"Well, Mr Haig," explained the Specsavers eye bod, "here it is: all of us develop cataracts to some degree or other, but, for your age, I'm afraid you're a little bit ahead of the game. For this reason, and the fact that you work outdoors - where the sun's ultraviolet rays are busily wreaking ocular havoc - I must recommend that you purchase a pair of our Reactions® lenses."
"Are they more expensive than standard varifocals?"
"Of course. Quite a bit more. Which is the third reason why you need some."
Thus was I once again suckered by a plausible sales pitch. Reactions® lenses are Reactolites by another name. The brighter the light, the darker they get. As well as for work I imagined they'd be dead handy for driving and cycling. Well, first of all, a heads-up to my fellow knackered-of-eyes: they don't go dark in the car. That was a surprise. They do however go dark in normal outdoor situations. Very dark. Excellent! I thought, and several days ago headed out on my first bike ride this year, confident that my eyes would be suitably protected and in tip-top shape for nailing the identity of every bird I saw because, yes, this was the official inauguration of my 2017 'Birds from the Bike' list...
Straight away I noticed a problem. My specs darkened up quickly and sucked the colour from everything. The lenses turn grey, rather than that nice warm brown that makes the world all bright and cheerful, so birds flying out of the roadside hedges became dark, colourless silhouettes. I began to regret my choice of eyewear.
I had this sneaky plan to cycle past a certain farm near Litton Cheney where a Cattle Egret had apparently been loitering some days earlier. Approaching the farm I slowed and was astounded to see a field full of loafing egrets. Thirteen of them. Through my Reactions® lenses they were all small and mid-grey and sharply in focus. Unfortunately they were also just that bit too far off to do without bins. I craned forwards as far as I could. They edged away suspiciously. I lowered my specs, hoping for a teeny hint of yellow bill somewhere. They all turned a helpful white, an unhelpful blurry and remained just as small. I squinted desperately. To no avail. And their collective inactivity rendered them all devoid of jizz. I was snookered...

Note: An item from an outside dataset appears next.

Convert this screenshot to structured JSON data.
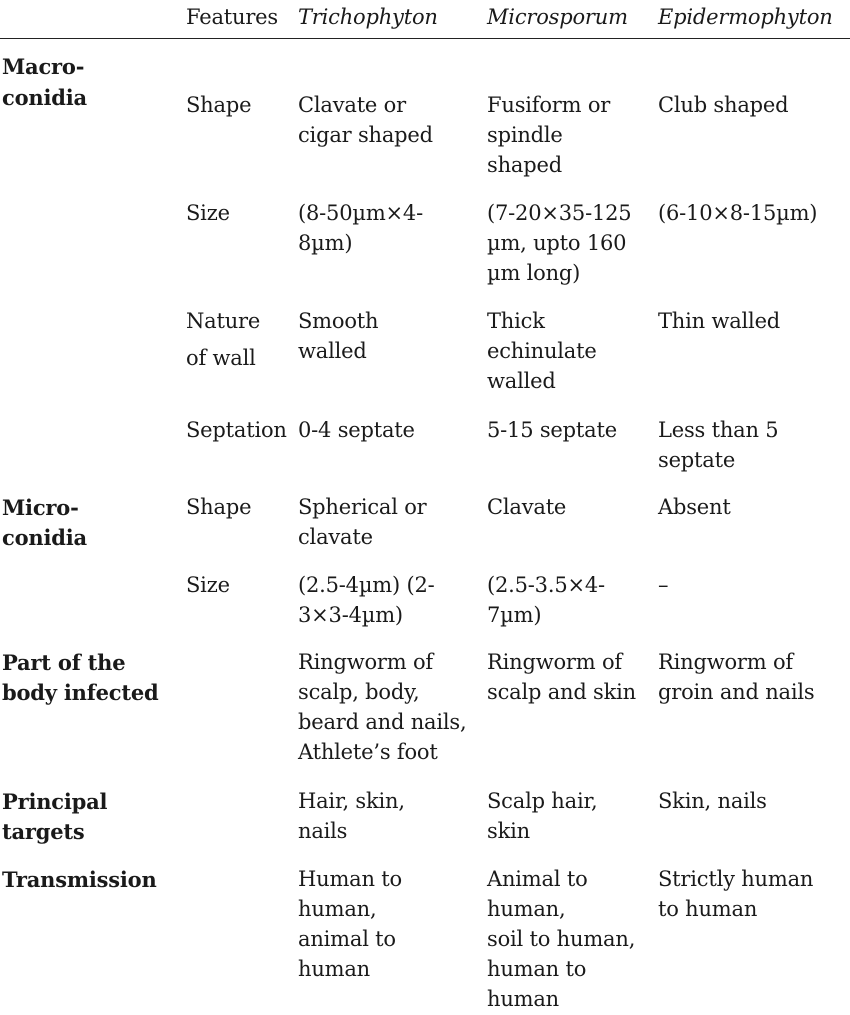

Despite cycling past the farm many times previously, I have never before noticed a single egret in that field, let alone thirteen. Four more were in a nearby field, even further away. Since that day last week I've tried another three times and - you've guessed it - no egrets whatsoever.
Would clear lenses have made a difference? Possibly not. And perhaps they were all Little Egrets anyway. I hope so. Stupid glasses.